Republicans in the House of Representatives had held up the IMF money but felt the political heat building and passed it after attaching a face-saving "reform package." Not funding the IMF could damage the domestic economy.

""We can debate how to reform the operations of the fire department, but there is no excuse for refusing to supply the fire department with water while the fire is burning," President Clinton told the IMF and World Bank meeting Tuesday.

In Europe, Spain cut its short-term rates by half a percentage point Tuesday. Britain's Bank of England did the same Thursday when its policymakers met.

Nonetheless, analysts assume rates will come down for much of Europe in the next few months as the Continent aims for introduction of the euro currency Jan. 1.
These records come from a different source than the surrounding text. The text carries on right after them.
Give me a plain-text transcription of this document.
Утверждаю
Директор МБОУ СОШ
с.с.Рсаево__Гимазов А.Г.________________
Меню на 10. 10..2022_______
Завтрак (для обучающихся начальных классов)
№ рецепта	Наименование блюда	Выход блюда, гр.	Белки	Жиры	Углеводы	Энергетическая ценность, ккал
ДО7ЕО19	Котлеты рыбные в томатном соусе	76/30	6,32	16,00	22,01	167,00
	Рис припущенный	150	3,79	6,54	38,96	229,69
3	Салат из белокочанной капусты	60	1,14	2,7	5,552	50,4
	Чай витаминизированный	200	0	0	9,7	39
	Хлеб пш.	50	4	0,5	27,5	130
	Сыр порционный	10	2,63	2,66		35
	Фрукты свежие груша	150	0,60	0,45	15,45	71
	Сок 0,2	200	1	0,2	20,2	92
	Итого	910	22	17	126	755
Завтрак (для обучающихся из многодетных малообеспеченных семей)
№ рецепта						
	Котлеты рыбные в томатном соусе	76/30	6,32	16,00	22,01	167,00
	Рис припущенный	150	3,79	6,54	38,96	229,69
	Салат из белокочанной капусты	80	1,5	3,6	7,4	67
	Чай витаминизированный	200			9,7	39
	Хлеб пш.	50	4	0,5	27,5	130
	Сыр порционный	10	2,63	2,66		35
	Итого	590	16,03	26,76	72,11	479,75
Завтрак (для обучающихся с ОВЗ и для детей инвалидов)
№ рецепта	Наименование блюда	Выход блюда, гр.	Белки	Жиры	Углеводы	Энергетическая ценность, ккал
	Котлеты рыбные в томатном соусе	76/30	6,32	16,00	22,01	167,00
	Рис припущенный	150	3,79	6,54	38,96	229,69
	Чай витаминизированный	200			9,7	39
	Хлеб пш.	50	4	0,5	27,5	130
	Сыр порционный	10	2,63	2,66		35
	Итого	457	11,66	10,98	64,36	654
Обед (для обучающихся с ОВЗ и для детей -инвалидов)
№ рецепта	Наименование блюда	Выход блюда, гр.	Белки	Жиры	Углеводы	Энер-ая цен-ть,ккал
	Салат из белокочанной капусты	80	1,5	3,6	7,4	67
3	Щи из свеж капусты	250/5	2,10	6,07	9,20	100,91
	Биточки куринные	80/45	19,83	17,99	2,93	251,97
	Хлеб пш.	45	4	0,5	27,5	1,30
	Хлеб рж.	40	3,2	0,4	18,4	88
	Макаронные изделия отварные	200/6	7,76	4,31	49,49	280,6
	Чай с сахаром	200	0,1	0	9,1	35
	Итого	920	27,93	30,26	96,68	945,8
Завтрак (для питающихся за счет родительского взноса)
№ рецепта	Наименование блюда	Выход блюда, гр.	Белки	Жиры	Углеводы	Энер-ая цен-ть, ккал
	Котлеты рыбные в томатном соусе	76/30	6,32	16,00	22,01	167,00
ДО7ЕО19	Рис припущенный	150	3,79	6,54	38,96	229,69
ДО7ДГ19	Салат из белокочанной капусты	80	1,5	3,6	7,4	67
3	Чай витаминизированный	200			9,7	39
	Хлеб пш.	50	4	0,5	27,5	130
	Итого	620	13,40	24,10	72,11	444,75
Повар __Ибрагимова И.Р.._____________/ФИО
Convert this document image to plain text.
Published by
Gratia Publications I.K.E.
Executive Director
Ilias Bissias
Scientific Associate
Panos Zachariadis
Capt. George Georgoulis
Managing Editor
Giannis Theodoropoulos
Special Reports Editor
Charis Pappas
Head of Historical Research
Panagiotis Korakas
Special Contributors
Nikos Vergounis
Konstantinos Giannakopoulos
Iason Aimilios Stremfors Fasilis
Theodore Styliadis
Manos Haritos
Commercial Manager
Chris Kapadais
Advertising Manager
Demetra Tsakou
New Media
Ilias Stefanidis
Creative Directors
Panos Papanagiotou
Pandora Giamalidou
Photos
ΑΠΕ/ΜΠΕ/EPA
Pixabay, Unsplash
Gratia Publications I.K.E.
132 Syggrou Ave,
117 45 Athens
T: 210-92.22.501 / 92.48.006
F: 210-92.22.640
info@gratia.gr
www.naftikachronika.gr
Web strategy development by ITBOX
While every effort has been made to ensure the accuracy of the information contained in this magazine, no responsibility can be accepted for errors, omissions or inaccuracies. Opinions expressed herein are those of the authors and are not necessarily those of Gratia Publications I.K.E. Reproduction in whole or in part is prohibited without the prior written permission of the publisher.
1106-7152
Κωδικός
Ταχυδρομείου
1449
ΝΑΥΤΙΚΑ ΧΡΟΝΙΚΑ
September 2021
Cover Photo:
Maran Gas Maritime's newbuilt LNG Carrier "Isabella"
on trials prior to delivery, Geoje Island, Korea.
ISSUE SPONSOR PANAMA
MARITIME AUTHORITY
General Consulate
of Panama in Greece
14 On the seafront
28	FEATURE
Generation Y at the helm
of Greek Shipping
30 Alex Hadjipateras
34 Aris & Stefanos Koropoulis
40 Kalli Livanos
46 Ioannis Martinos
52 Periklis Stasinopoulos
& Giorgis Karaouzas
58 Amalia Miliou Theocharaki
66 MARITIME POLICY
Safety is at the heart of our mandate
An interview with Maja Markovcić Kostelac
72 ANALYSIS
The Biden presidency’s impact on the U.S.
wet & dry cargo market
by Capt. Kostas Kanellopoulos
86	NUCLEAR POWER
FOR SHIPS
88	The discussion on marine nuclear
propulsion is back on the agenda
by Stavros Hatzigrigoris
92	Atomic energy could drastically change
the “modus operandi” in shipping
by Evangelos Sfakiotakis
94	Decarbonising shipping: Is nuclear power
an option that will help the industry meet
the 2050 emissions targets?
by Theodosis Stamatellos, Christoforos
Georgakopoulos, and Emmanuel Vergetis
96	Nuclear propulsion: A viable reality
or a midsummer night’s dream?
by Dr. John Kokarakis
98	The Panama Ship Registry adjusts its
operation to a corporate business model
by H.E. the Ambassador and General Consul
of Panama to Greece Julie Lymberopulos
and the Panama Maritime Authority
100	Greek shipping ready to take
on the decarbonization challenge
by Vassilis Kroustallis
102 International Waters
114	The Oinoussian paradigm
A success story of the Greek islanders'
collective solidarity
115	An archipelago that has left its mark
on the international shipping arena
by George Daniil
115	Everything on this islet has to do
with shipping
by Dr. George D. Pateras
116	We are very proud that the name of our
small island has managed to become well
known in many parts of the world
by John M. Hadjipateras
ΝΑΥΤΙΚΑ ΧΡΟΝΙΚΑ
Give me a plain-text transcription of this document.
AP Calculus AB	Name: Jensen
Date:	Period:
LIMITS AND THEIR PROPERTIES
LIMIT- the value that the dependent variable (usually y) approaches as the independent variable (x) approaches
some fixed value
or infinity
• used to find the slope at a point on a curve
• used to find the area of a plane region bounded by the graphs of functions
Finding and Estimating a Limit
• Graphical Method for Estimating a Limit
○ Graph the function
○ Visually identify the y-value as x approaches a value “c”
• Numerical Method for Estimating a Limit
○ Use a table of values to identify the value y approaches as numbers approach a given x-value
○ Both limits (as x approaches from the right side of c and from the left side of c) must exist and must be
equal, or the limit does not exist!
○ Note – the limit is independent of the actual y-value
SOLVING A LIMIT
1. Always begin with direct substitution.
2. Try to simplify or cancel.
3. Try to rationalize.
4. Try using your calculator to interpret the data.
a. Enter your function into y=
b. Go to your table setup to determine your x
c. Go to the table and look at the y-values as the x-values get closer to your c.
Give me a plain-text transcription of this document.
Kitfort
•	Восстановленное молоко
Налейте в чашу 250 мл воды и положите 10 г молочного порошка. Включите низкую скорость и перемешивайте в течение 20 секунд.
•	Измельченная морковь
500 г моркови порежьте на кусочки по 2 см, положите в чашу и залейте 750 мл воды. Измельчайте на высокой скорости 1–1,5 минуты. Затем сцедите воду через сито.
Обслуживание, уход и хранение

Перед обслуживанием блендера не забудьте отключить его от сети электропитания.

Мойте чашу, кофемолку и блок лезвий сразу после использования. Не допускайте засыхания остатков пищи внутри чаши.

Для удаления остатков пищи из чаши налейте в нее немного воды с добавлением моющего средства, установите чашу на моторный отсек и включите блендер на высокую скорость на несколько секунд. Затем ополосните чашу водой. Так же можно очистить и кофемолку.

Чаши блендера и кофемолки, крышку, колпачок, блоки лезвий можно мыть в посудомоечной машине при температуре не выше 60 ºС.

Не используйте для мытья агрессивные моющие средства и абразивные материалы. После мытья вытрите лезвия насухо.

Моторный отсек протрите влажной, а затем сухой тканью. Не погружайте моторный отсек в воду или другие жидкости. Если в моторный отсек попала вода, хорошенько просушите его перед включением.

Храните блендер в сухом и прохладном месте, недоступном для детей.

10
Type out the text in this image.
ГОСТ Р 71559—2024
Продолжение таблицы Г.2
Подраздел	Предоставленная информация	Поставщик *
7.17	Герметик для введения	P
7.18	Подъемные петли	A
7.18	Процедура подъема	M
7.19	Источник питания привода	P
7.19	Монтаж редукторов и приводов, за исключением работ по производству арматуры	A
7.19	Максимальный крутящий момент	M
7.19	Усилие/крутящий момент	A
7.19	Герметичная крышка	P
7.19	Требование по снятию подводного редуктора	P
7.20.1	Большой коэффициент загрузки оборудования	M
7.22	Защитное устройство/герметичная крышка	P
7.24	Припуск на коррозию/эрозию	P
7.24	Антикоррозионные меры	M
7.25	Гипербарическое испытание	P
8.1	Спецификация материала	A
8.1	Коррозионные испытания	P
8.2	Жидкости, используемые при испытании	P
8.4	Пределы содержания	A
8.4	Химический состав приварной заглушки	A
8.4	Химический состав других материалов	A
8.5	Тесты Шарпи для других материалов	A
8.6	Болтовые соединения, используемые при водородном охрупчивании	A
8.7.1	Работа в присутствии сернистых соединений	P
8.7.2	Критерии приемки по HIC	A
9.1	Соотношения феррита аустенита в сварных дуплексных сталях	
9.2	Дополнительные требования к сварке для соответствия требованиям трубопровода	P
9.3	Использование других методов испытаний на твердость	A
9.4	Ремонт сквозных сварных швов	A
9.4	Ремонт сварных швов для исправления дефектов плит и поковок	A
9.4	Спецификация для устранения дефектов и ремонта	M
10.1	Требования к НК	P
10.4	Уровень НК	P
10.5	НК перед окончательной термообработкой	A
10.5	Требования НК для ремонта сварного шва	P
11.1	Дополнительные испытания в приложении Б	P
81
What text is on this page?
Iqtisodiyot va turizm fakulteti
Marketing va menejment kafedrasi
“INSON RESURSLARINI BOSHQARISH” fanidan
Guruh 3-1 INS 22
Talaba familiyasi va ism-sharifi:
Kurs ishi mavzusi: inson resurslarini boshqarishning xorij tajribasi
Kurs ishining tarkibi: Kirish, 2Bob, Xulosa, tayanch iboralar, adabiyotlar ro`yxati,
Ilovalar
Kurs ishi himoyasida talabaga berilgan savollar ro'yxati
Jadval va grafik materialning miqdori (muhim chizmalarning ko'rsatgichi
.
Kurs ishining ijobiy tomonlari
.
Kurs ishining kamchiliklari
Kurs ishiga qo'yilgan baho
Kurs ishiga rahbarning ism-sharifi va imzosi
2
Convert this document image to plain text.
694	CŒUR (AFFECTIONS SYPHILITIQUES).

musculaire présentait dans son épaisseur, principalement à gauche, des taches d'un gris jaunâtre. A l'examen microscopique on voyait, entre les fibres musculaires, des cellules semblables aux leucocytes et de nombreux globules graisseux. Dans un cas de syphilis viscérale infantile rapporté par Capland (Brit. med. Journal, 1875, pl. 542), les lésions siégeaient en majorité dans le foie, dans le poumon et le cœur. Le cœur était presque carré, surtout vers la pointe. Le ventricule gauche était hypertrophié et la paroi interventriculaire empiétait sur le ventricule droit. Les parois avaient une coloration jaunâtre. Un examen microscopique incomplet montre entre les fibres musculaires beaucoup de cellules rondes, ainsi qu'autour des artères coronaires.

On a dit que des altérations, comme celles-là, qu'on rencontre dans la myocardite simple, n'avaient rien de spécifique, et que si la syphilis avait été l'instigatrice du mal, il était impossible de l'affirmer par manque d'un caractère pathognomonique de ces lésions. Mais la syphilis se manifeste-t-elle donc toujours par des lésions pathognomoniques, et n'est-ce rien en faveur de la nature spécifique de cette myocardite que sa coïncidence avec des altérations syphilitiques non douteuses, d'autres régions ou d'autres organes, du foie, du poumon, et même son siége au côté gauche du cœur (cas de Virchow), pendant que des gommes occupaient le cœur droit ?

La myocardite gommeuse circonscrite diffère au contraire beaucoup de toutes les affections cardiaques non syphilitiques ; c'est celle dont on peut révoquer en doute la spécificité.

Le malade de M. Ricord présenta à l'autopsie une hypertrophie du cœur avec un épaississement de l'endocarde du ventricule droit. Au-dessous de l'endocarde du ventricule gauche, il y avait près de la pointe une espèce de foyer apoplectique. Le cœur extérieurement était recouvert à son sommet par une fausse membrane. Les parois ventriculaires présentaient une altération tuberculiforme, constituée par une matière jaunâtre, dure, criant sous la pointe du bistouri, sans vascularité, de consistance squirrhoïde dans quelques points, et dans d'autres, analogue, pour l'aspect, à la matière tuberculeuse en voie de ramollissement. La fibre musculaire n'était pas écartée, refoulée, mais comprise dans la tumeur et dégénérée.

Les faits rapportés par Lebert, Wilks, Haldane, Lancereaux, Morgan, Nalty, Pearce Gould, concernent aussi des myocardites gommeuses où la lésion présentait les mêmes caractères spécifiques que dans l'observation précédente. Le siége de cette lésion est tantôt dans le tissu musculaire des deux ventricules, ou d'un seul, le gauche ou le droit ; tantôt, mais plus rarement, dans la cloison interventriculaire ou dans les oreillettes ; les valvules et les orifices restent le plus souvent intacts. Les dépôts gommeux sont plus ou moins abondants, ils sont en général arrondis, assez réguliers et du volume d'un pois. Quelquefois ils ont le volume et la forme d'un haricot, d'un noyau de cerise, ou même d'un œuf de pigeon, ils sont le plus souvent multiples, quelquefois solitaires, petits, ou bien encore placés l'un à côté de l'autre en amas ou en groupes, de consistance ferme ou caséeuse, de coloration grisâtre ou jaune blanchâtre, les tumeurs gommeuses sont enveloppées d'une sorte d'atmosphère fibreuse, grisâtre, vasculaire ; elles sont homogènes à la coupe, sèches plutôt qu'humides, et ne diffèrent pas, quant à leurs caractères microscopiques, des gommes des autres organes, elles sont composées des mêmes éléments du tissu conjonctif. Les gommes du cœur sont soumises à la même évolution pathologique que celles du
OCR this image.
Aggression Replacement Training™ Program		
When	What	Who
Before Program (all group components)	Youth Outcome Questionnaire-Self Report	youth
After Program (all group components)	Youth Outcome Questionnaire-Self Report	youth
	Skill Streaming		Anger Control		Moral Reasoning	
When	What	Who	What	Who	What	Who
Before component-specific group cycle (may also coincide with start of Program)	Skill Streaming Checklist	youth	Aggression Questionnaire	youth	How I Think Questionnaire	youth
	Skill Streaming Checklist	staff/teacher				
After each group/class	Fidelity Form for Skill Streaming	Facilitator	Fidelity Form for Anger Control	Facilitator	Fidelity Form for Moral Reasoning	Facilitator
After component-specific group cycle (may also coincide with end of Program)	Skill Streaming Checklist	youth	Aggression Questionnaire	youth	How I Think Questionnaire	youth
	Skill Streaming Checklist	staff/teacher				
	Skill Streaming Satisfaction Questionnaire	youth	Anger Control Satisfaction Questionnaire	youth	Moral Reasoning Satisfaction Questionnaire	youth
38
Bank of England Governor Eddie George warned in Washington that rate cuts alone could not solve the world's economic problems. But he promised the bank "will act as necessary to stimulate demand with consistently low inflation."

In Japan, lawmakers moved closer to a deal to pump public funds into weak banks and shore up a shaky financial system. The ruling Liberal Democratic Party submitted bills to parliament last Wednesday allowing the government to buy shares and fire the management of "extremely undercapitalized" banks.

With the news, Tokyo stock prices shot up more than 6 percent for the day.

Further, Japanese Prime Minister Keizo Obuchi announced plans for a bigger economic stimulus package. Japan is in its worst recession in 50 years.

US officials and those of other nations have been long calling on Japan to reinvigorate its economy, the world's second-most powerful. Such action is seen as essential to boost other nations in Asia.

Negotiations were still under way last week for a $30 billion rescue package for Brazil. The hope is to persuade investors that Latin America's largest economy will not tumble into crisis.

Coordination of economic policy, urged by many to counter the crisis, hasn't happened. Many financial leaders at the Washington gathering lamented what they saw as a weakened US president.

"They are appalled at the American political way that seems to have incapacitated a president at precisely the moment when he should be exercising global leadership," notes Stephen Roach, chief economist of Morgan Stanley, a New York investment-banking firm.

In the meantime, British Prime Minister Tony Blair has suggested an emergency economic summit in London next month. It is being considered at the White House, the wires report.

But revising today's Bretton Woods international monetary system is not the work of a day. It won't happen quickly.